In 1983, he joined the Independent Democratic Union (UDI), serving as president of its youth wing until 1985 and later joining its Political Commission. In 1987, he joined National Renewal (RN), becoming president of its youth organization until the party split with the UDI in 1988. Between 1988 and 1989, he served as a permanent member of the Third Legislative Commission of the Government Junta and later as legal counsel to the Ministry of National Planning (MIDEPLAN). Between 1994 and 1998, he served as vice president of the UDI.

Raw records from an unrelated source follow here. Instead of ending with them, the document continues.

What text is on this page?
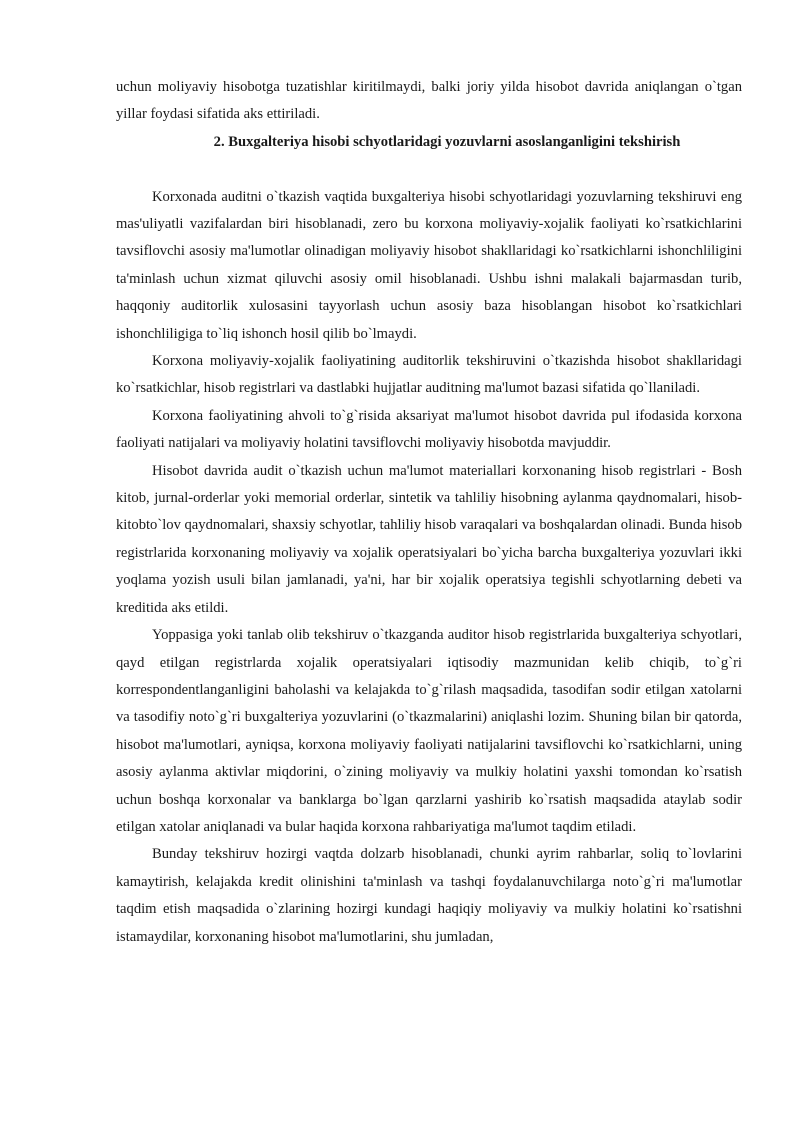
uchun moliyaviy hisobotga tuzatishlar kiritilmaydi, balki joriy yilda hisobot davrida aniqlangan o`tgan yillar foydasi sifatida aks ettiriladi.

2. Buxgalteriya hisobi schyotlaridagi yozuvlarni asoslanganligini tekshirish

Korxonada auditni o`tkazish vaqtida buxgalteriya hisobi schyotlaridagi yozuvlarning tekshiruvi eng mas'uliyatli vazifalardan biri hisoblanadi, zero bu korxona moliyaviy-xojalik faoliyati ko`rsatkichlarini tavsiflovchi asosiy ma'lumotlar olinadigan moliyaviy hisobot shakllaridagi ko`rsatkichlarni ishonchliligini ta'minlash uchun xizmat qiluvchi asosiy omil hisoblanadi. Ushbu ishni malakali bajarmasdan turib, haqqoniy auditorlik xulosasini tayyorlash uchun asosiy baza hisoblangan hisobot ko`rsatkichlari ishonchliligiga to`liq ishonch hosil qilib bo`lmaydi.

Korxona moliyaviy-xojalik faoliyatining auditorlik tekshiruvini o`tkazishda hisobot shakllaridagi ko`rsatkichlar, hisob registrlari va dastlabki hujjatlar auditning ma'lumot bazasi sifatida qo`llaniladi.

Korxona faoliyatining ahvoli to`g`risida aksariyat ma'lumot hisobot davrida pul ifodasida korxona faoliyati natijalari va moliyaviy holatini tavsiflovchi moliyaviy hisobotda mavjuddir.

Hisobot davrida audit o`tkazish uchun ma'lumot materiallari korxonaning hisob registrlari - Bosh kitob, jurnal-orderlar yoki memorial orderlar, sintetik va tahliliy hisobning aylanma qaydnomalari, hisob-kitobto`lov qaydnomalari, shaxsiy schyotlar, tahliliy hisob varaqalari va boshqalardan olinadi. Bunda hisob registrlarida korxonaning moliyaviy va xojalik operatsiyalari bo`yicha barcha buxgalteriya yozuvlari ikki yoqlama yozish usuli bilan jamlanadi, ya'ni, har bir xojalik operatsiya tegishli schyotlarning debeti va kreditida aks etildi.

Yoppasiga yoki tanlab olib tekshiruv o`tkazganda auditor hisob registrlarida buxgalteriya schyotlari, qayd etilgan registrlarda xojalik operatsiyalari iqtisodiy mazmunidan kelib chiqib, to`g`ri korrespondentlanganligini baholashi va kelajakda to`g`rilash maqsadida, tasodifan sodir etilgan xatolarni va tasodifiy noto`g`ri buxgalteriya yozuvlarini (o`tkazmalarini) aniqlashi lozim. Shuning bilan bir qatorda, hisobot ma'lumotlari, ayniqsa, korxona moliyaviy faoliyati natijalarini tavsiflovchi ko`rsatkichlarni, uning asosiy aylanma aktivlar miqdorini, o`zining moliyaviy va mulkiy holatini yaxshi tomondan ko`rsatish uchun boshqa korxonalar va banklarga bo`lgan qarzlarni yashirib ko`rsatish maqsadida ataylab sodir etilgan xatolar aniqlanadi va bular haqida korxona rahbariyatiga ma'lumot taqdim etiladi.

Bunday tekshiruv hozirgi vaqtda dolzarb hisoblanadi, chunki ayrim rahbarlar, soliq to`lovlarini kamaytirish, kelajakda kredit olinishini ta'minlash va tashqi foydalanuvchilarga noto`g`ri ma'lumotlar taqdim etish maqsadida o`zlarining hozirgi kundagi haqiqiy moliyaviy va mulkiy holatini ko`rsatishni istamaydilar, korxonaning hisobot ma'lumotlarini, shu jumladan,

From 18 July 2011 to 5 November 2012, Chadwick served as Minister Secretary General of Government. On 5 November 2012, he was appointed Minister of the Interior, a position he held until 11 March 2014. He returned to the same office on 11 March 2018 during President Sebastián Piñera’s second administration, serving until 28 October 2019.

On 11 December 2019, the Senate of Chile approved a constitutional impeachment against Chadwick, disqualifying him from holding public office for five years.

In September 2024, Chadwick resigned from the Independent Democratic Union following public criticism related to his alleged involvement in the Audios case.